Quantas juízas negras vocês conhecem? Quantas procuradoras, promotoras, delegadas, desembargadoras, advogadas. Afinal, quantas juristas negras ocupam espaços estratégicos de poder no Brasil? Respondemos. Menos de 2% dos cargos do sistema de justiça são ocupados por mulheres negras.

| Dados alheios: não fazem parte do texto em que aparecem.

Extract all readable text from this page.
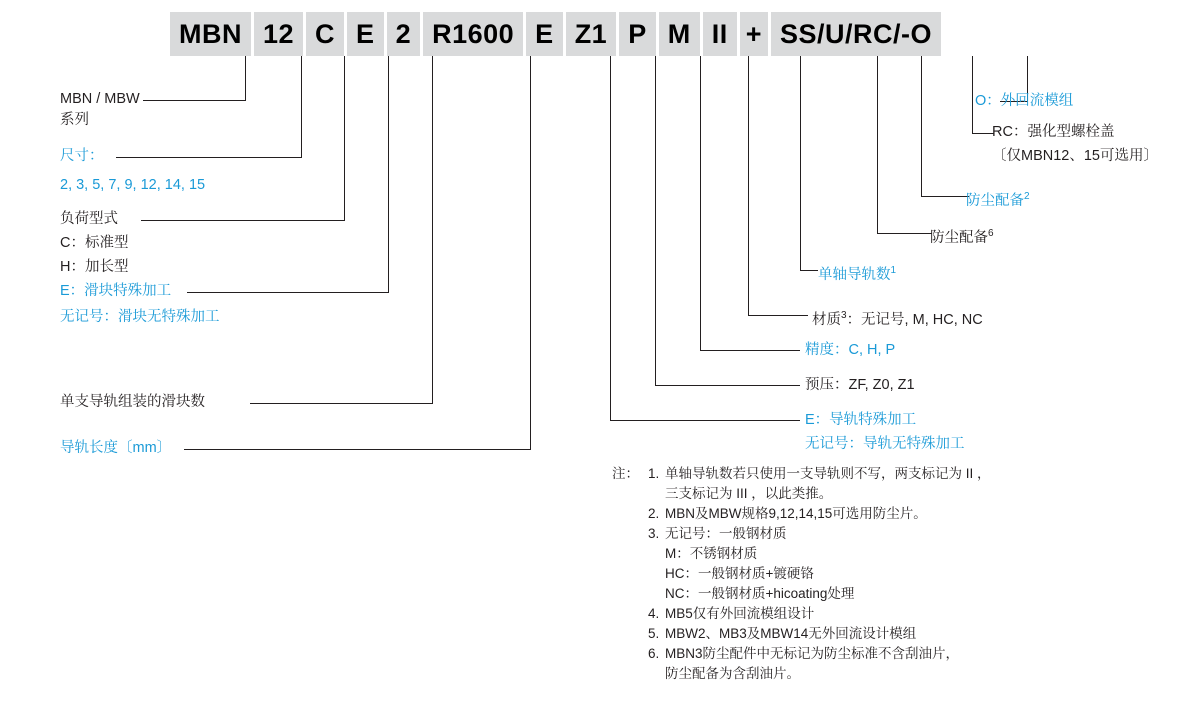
MBN 12 C E 2 R1600 E Z1 P M II + SS/U/RC/-O
MBN / MBW
系列
尺寸：
2, 3, 5, 7, 9, 12, 14, 15
负荷型式
C：标准型
H：加长型
E：滑块特殊加工
无记号：滑块无特殊加工
单支导轨组装的滑块数
导轨长度〔mm〕
O：外回流模组
RC：强化型螺栓盖
〔仅MBN12、15可选用〕
防尘配备$^2$
防尘配备$^6$
单轴导轨数$^1$
材质$^3$：无记号, M, HC, NC
精度：C, H, P
预压：ZF, Z0, Z1
E：导轨特殊加工
无记号：导轨无特殊加工
注： 1. 单轴导轨数若只使用一支导轨则不写，两支标记为 II ，
三支标记为 III ，以此类推。
2. MBN及MBW规格9,12,14,15可选用防尘片。
3. 无记号：一般钢材质
M：不锈钢材质
HC：一般钢材质+镀硬铬
NC：一般钢材质+hicoating处理
4. MB5仅有外回流模组设计
5. MBW2、MB3及MBW14无外回流设计模组
6. MBN3防尘配件中无标记为防尘标准不含刮油片，
防尘配备为含刮油片。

Enquanto isso, mais de 2/3 da população carcerária do país é de pessoas negras.

E é nesse contexto desigual que nós assumimos a missão de combater estrategicamente o racismo, ofertando capacitação, aperfeiçoamento e treinamento de alta qualidade, de forma a criar condições efetivas de inclusão da população negra em espaços de poder e saber, com foco na ocupação do Sistema de Justiça Brasileiro.

Dentre as nossas ações, destaca-se a Metodologia Abayomi de Aprovação – MADA, que consiste em uma ferramenta de aprendizagem fundada em quatro pilares: o intelectual, que consiste no ensino jurídico e sócio-político, o mental, o físico e o espiritual, que buscam resgatar a identidade e autoestima o povo negro, colaborando para o rompimento de diversas crenças limitantes.

Sabemos que quanto mais somos submetidas a experiências ruins, mais acumulamos uma imagem mental negativa sobre nós mesmas. Se você escuta na infância que não é inteligente o suficiente, muito provavelmente você chegará à idade adulta com algumas convicções inconscientes, como: “eu não consigo aprender” ou “eu não sou boa o bastante”. A grande questão é que, em um país estruturalmente racista e machista, essas crenças são reforçadas por estereótipos sociais que recaem de forma mais intensa sobre as mulheres negras.

Ao longo do acompanhamento da nossa Coletiva, a psicóloga Jussiara Leal identificou que as ressonâncias psicológicas do racismo são evidentes, sendo explicitadas de muitas formas. Em uma avaliação de aspectos da inteligência positiva, realizada com 12 mulheres negras que se preparam para o concurso de magistratura do TJPE, foi constatada uma alta prevalência do estado hipervigilante, definido como um estado de “ansiedade intensa e contínua em relação a todos os perigos que cercam você e em relação a tudo o que poderia dar errado. […] Isso resulta em uma grande quantidade de estresse contínuo que exaure você e os outros”, como explica Chamine.

Além disso, foi encontrada uma ocorrência significativa da prestatividade, que se manifesta de modo prejudicial à individualidade. Segundo Chamine, a pessoa prestativa é compreendida como aquela que possui a necessidade de aceitação e afeto pelos demais, buscando ajudar, agradar, salvar ou elogiar constantemente.

Ainda nessa compreensão, outro desdobramento que se encontra com frequência é a autocobrança excessiva. A imposição de altos padrões de cobrança consigo mesma desencadeiam uma busca constante para alcançá-los, causando muitas vezes frustração, insatisfação e angústia.

Diante desse cenário, nós surgimos como um sopro de esperança ao recuperarmos estratégias ancestrais de aquilombamento e aplicarmos na preparação para concursos públicos. A Abayomi Juristas Negras é quilombo, um quilombo político-jurídico, digital, estratégico, acolhedor e potente, que luta para romper os grilhões que aprisionam as nossas mentes e nos impedem de sonhar.

Nosso trabalho atende pessoas negras de todo o país e vem sendo reconhecido por várias iniciativas, organizações e instituições. Atualmente somos uma das cinco finalistas do “Desafio Nacional Lideranças Públicas Negras”, direcionado às iniciativas que tenham promovido a cultura de equidade racial, gerando a ampliação da entrada e/ou crescimento profissional de pessoas negras no setor.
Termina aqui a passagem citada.